Num texto científico, por exemplo, o autor do texto citado é indicado, já na
forma implícita, a indicação é oculta. Por isso é importante para o leitor o
conhecimento de mundo, um saber prévio, para reconhecer e identificar
quando há um diálogo entre os textos. A intertextualidade pode ocorrer
afirmando as mesmas idéias da obra citada ou contestando-as. Há duas
formas: a Paráfrase e a Paródia.

Paráfrase

Na paráfrase as palavras são mudadas, porém a idéia do texto é confirmada


pelo novo texto, a alusão ocorre para atualizar, reafirmar os sentidos ou alguns
sentidos do texto citado. É dizer com outras palavras o que já foi dito.
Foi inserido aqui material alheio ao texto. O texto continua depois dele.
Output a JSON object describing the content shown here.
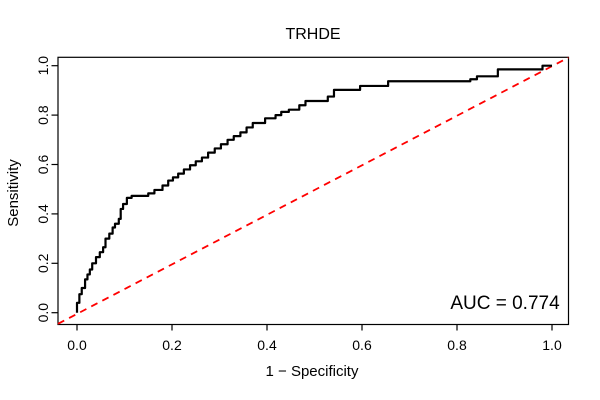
{
  "chart_data": {
    "type": "line",
    "subtype": "roc-curve",
    "title": "TRHDE",
    "xlabel": "1 − Specificity",
    "ylabel": "Sensitivity",
    "annotation": "AUC = 0.774",
    "auc": 0.774,
    "xlim": [
      -0.04,
      1.04
    ],
    "ylim": [
      -0.045,
      1.035
    ],
    "x_ticks": [
      0.0,
      0.2,
      0.4,
      0.6,
      0.8,
      1.0
    ],
    "y_ticks": [
      0.0,
      0.2,
      0.4,
      0.6,
      0.8,
      1.0
    ],
    "x_tick_labels": [
      "0.0",
      "0.2",
      "0.4",
      "0.6",
      "0.8",
      "1.0"
    ],
    "y_tick_labels": [
      "0.0",
      "0.2",
      "0.4",
      "0.6",
      "0.8",
      "1.0"
    ],
    "grid": false,
    "legend": "none",
    "series": [
      {
        "name": "ROC step curve",
        "style": "step",
        "color": "#000000",
        "line_width": 2.2,
        "start": [
          0.0,
          0.0
        ],
        "end": [
          1.0,
          1.0
        ],
        "step_points": [
          [
            0.0,
            0.04
          ],
          [
            0.005,
            0.075
          ],
          [
            0.01,
            0.1
          ],
          [
            0.017,
            0.135
          ],
          [
            0.022,
            0.155
          ],
          [
            0.027,
            0.175
          ],
          [
            0.032,
            0.2
          ],
          [
            0.04,
            0.225
          ],
          [
            0.048,
            0.245
          ],
          [
            0.055,
            0.265
          ],
          [
            0.06,
            0.3
          ],
          [
            0.068,
            0.32
          ],
          [
            0.075,
            0.345
          ],
          [
            0.08,
            0.36
          ],
          [
            0.088,
            0.38
          ],
          [
            0.092,
            0.42
          ],
          [
            0.097,
            0.44
          ],
          [
            0.105,
            0.465
          ],
          [
            0.115,
            0.473
          ],
          [
            0.15,
            0.483
          ],
          [
            0.163,
            0.497
          ],
          [
            0.18,
            0.515
          ],
          [
            0.192,
            0.535
          ],
          [
            0.202,
            0.548
          ],
          [
            0.213,
            0.563
          ],
          [
            0.225,
            0.58
          ],
          [
            0.238,
            0.597
          ],
          [
            0.25,
            0.613
          ],
          [
            0.263,
            0.628
          ],
          [
            0.276,
            0.648
          ],
          [
            0.29,
            0.665
          ],
          [
            0.303,
            0.682
          ],
          [
            0.317,
            0.7
          ],
          [
            0.33,
            0.715
          ],
          [
            0.344,
            0.73
          ],
          [
            0.357,
            0.75
          ],
          [
            0.37,
            0.768
          ],
          [
            0.396,
            0.787
          ],
          [
            0.418,
            0.8
          ],
          [
            0.43,
            0.813
          ],
          [
            0.446,
            0.822
          ],
          [
            0.468,
            0.84
          ],
          [
            0.481,
            0.857
          ],
          [
            0.528,
            0.875
          ],
          [
            0.541,
            0.902
          ],
          [
            0.596,
            0.918
          ],
          [
            0.655,
            0.937
          ],
          [
            0.828,
            0.945
          ],
          [
            0.842,
            0.957
          ],
          [
            0.886,
            0.985
          ],
          [
            0.98,
            1.0
          ]
        ]
      },
      {
        "name": "chance diagonal",
        "style": "dashed",
        "color": "#FF0000",
        "line_width": 1.8,
        "points": [
          [
            0.0,
            0.0
          ],
          [
            1.0,
            1.0
          ]
        ]
      }
    ]
  },
  "colors": {
    "background": "#FFFFFF",
    "axis": "#000000",
    "text": "#000000",
    "curve": "#000000",
    "diagonal": "#FF0000"
  }
}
Temos
um exemplo citado por Affonso Romano Sant'Anna em seu livro "Paródia,
paráfrase & Cia" (p. 23):

Texto Original

Minha terra tem palmeiras


Onde canta o sabiá,
As aves que aqui gorjeiam
Não gorjeiam como lá.
(Gonçalves Dias, “Canção do exílio”).
Paráfrase

Meus olhos brasileiros se fecham saudosos


Minha boca procura a ‘Canção do Exílio’.
Como era mesmo a ‘Canção do Exílio’?
Eu tão esquecido de minha terra...
Ai terra que tem palmeiras
Onde canta o sabiá!
(Carlos Drummond de Andrade, “Europa, França e Bahia”).

Este texto de Gonçalves Dias, “Canção do Exílio”, é muito utilizado como


exemplo de paráfrase e de paródia, aqui o poeta Carlos Drummond de Andrade
retoma o texto primitivo conservando suas idéias, não há mudança do sentido
principal do texto que é a saudade da terra natal.

Paródia

A paródia é uma forma de contestar ou ridicularizar outros textos, há uma


ruptura com as ideologias impostas e por isso é objeto de interesse para os
estudiosos da língua e das artes. Ocorre, aqui, um choque de interpretação, a
voz do texto original é retomada para transformar seu sentido, leva o leitor a
uma reflexão crítica de suas verdades incontestadas anteriormente, com esse
processo há uma indagação sobre os dogmas estabelecidos e uma busca pela
verdade real, concebida através do raciocínio e da crítica. Os programas
humorísticos fazem uso contínuo dessa arte, freqüentemente os discursos de
políticos são abordados de maneira cômica e contestadora, provocando risos e
também reflexão a respeito da demagogia praticada pela classe dominante.
Com o mesmo texto utilizado anteriormente, teremos, agora, uma paródia.

Texto Original

Minha terra tem palmeiras


Onde canta o sabiá,
As aves que aqui gorjeiam
Não gorjeiam como lá.
(Gonçalves Dias, “Canção do exílio”).

Paródia

Minha terra tem palmares


onde gorjeia o mar
os passarinhos daqui
não cantam como os de lá.
(Oswald de Andrade, “Canto de regresso à pátria”).

O nome Palmares, escrito com letra minúscula, substitui a palavra palmeiras,


há um contexto histórico, social e racial neste texto, Palmares é o quilombo
liderado por Zumbi, foi dizimado em 1695, há uma inversão do sentido do texto
primitivo que foi substituído pela crítica à escravidão existente no Brasil.